Luke Simons claims O'Brien's allegations are up for interpretation
Luke Simons held a presser in Bismarck where he set about “clearing his name,” less than a week after being the first member ever deposed from the North Dakota House of Representatives.
In a written statement, former Rep. Luke Simons singled out each of the multiple allegations of sexual harassment and misconduct used to oust him from his seat in the Legislature. With his statement, Simons highlighted Rep. Emily O’Brien's previous harassment claims made while at the University of North Dakota — claims which were later found to be unsubstantiated.
Under the North Dakota Legislative Assembly Policy Against Workplace Harassment, “Pursuant to Joint Rule 901, it is the policy of the Legislative Assembly to create and maintain an environment in which all members of the Legislative Assembly, legislative employees, and third parties are treated with dignity and respect. Legislators, legislative employees, and third parties have the right to an environment free from workplace harassment, both subtle and overt. The Legislative Assembly strives to eliminate all workplace harassment that legislators, legislative employees, and third parties may encounter.”
O’Brien detailed her allegations against Simons in a testimony before other legislators at the March 4 House Floor Session , in which Simons was ultimately removed from the Legislature. O’Brien, R-Grand Forks, alleged that Simons looked her up and down and said, “So what are you wearing today?” during an interaction on April 13, 2017.
O’Brien also alleged that Simons throughout the years had asked her how things were going at home, being that she was a legislator and a woman in power.
“Being harassed is embarrassing. It shouldn’t be. I was the one who didn’t do anything wrong, but still, I questioned myself about my reaction to the harassment. I think in part, because I didn’t want to think about myself as a victim,” O’Brien said. “... When I decided to let my voice be heard, some questioned my agenda or belittled my experiences. I heard things like, ‘Oh, it’s just men acting like men.’ Or, ‘you’re just trying to frame me.’ Or ‘you’re on a political witch hunt.’ What do I get out of this? Nothing. I’m getting nothing out of speaking out except to have my voice heard and to help other victims have their voice heard in the hope of fostering a safe and professional working environment.”

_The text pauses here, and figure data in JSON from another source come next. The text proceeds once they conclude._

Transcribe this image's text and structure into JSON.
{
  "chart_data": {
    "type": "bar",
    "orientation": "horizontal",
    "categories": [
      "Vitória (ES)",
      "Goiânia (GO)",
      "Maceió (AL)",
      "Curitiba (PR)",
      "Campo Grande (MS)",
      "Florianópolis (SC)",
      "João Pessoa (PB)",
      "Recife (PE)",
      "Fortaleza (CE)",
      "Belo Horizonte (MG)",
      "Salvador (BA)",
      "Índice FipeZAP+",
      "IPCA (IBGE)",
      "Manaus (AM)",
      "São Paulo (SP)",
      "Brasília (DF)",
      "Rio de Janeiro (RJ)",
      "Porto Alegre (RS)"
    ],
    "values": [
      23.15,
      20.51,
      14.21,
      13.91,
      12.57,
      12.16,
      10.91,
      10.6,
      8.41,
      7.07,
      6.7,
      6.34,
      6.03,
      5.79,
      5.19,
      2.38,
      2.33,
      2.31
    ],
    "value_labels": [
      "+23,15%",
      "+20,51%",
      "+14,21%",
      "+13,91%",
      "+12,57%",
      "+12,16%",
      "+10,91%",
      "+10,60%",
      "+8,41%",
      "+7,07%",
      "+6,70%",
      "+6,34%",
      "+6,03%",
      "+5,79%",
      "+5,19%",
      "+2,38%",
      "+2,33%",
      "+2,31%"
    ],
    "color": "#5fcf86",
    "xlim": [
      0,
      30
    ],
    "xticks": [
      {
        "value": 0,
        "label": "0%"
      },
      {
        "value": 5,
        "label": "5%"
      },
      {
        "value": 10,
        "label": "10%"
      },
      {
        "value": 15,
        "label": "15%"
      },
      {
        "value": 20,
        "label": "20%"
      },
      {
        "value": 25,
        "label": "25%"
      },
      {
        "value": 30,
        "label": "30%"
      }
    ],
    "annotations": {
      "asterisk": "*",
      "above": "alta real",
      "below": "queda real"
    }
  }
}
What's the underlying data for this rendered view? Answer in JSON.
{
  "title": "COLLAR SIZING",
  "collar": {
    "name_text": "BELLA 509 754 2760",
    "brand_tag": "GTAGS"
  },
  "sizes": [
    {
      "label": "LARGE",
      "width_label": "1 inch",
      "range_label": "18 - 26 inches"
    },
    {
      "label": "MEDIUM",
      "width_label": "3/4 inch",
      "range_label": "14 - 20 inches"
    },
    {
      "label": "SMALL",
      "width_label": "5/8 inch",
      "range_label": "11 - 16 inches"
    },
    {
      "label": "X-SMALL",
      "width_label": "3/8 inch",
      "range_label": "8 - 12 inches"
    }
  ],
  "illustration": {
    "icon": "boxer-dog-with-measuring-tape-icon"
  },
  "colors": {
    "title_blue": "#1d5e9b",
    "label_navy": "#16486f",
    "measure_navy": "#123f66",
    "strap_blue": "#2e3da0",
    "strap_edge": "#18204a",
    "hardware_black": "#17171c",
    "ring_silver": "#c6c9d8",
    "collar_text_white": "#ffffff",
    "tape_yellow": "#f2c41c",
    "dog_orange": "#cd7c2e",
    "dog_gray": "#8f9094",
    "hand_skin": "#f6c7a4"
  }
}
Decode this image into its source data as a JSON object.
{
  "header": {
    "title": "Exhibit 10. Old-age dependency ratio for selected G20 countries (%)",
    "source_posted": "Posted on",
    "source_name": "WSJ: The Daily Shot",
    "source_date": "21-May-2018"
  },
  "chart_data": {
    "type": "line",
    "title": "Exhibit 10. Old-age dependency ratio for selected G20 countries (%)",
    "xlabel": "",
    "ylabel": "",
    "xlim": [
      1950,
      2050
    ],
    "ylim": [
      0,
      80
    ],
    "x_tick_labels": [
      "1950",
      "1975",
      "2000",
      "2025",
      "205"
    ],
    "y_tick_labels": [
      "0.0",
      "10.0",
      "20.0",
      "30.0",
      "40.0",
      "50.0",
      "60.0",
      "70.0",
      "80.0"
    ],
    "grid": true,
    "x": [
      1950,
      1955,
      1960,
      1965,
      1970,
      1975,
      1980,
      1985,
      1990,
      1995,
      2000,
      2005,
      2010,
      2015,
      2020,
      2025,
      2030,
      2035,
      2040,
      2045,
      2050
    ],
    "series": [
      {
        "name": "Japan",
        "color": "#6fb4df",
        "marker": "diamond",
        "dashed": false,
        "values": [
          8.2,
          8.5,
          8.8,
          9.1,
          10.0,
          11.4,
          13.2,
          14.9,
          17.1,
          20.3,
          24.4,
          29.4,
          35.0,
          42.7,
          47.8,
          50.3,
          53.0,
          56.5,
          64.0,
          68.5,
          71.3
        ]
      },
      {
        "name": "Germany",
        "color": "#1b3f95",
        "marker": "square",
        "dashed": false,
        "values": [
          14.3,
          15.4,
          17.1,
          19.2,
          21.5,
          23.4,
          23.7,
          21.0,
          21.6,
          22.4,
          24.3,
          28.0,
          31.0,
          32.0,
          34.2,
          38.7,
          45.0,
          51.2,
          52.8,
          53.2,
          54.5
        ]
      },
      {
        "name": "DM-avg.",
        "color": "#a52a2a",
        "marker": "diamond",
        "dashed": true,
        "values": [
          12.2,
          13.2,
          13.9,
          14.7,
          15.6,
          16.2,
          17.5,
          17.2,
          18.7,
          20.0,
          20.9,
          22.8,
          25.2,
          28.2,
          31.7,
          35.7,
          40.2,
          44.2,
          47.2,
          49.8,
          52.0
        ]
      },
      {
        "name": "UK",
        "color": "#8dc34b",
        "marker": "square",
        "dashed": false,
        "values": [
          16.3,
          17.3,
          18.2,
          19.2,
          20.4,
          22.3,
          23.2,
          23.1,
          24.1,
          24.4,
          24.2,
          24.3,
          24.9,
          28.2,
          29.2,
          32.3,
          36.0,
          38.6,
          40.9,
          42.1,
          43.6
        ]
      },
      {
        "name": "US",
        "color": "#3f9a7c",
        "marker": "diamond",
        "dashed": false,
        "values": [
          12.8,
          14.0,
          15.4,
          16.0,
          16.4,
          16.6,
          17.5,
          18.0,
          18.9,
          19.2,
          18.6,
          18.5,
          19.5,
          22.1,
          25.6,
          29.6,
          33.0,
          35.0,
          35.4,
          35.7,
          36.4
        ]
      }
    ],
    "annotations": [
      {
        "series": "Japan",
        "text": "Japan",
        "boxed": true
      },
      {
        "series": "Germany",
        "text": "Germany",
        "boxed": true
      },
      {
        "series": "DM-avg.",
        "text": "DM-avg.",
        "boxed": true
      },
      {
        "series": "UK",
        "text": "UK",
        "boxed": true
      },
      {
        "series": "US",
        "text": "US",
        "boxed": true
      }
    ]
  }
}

Simons’ attorney Lynn Boughey, of Mandan, noted i n a press conference Tuesday in Bismarck that these claims are up for misinterpretation.
“Rep. O’Brien is named because she stood up in the Legislature and told her story… She says, ‘Every couple of days, he’d walk up and give me the up and down. Well, she’s interpreting that as something improper, which if he’d been interviewed (Simons would have said), ‘Oh, of course not... Your outfit is great.’ And that could be said to both male or female,” Boughey said.
A detailed response to each of the allegations was provided to the media — responses that will be posted unedited or redacted on The Dickinson Press Facebook page at the time of publication of this article.
Due to the fact that the Joint Rule 901 was not approved by the Legislative Management until November 2018 and introduced in December 2018, O’Brien claims that her reports were not guided by the policy.
“None of my claims would have been recorded under this policy as it was not into effect yet. My situations did not have a policy to follow. I reported and hoped action would be taken. Legislative council members chose not to go through the reporting process for fear of retaliation, intimidation or an awkward work environment… This sort of behavior is unacceptable and inappropriate. It has no place in our Legislature,” she said.
Simons in his response to the allegations, noted that in November 2018, an independent investigation found that O’Brien's claims that she was discriminated against at the University of North Dakota Center for Innovation because of her political affiliation was determined to be uncorroborated.
According to the prepared documents provided by Simons, which included an article published on the allegations, a letter to the State Board of Higher Education by O’Brien stated that UND leadership, specifically Provost Thomas DiLorenzo and President Mark Kennedy displayed “unprofessional leadership,” creating an inappropriate working environment. O’Brien asked the board to not renew Kennedy’s contract.
In addition to the responses to allegations raised by O'Brien, Simons' statement provided detailed responses to each of the known allegations released to the media two weeks prior.
In attendance at the Simons presser was District 36 Republican Chairman John Enderle, who noted that he’s been receiving phone calls with a majority of people in the district begging to “please, put him back in again.”
“I realize folks are really curious about what’s going to happen next, but Luke took my thunder away. I wish he would be as curious as to the accusations that remain against him and find out if there’s any truth to that because this is a atrocity. This is a kangaroo courtroom,” Enderle said. “District 36 elected Luke Simons. We stand behind Luke Simons and whatever his decision — if it goes the other way — yes, we will fill that seat. But until then, District 36 elected Luke Simons.”
Boughey added, “If they really cared about these people’s feelings and their concerns and their privacy, they would have followed their own policy and that would have protected these people and they would have had an opportunity to provide confidential information which the investigator could determine that needs to remain confidential of their names. By turning this into a public spectacle and by turning this into a blogosphere without Luke having any opportunity to respond, that created the situation where everything ended up coming out. If they cared about these people, they would have followed their policy.”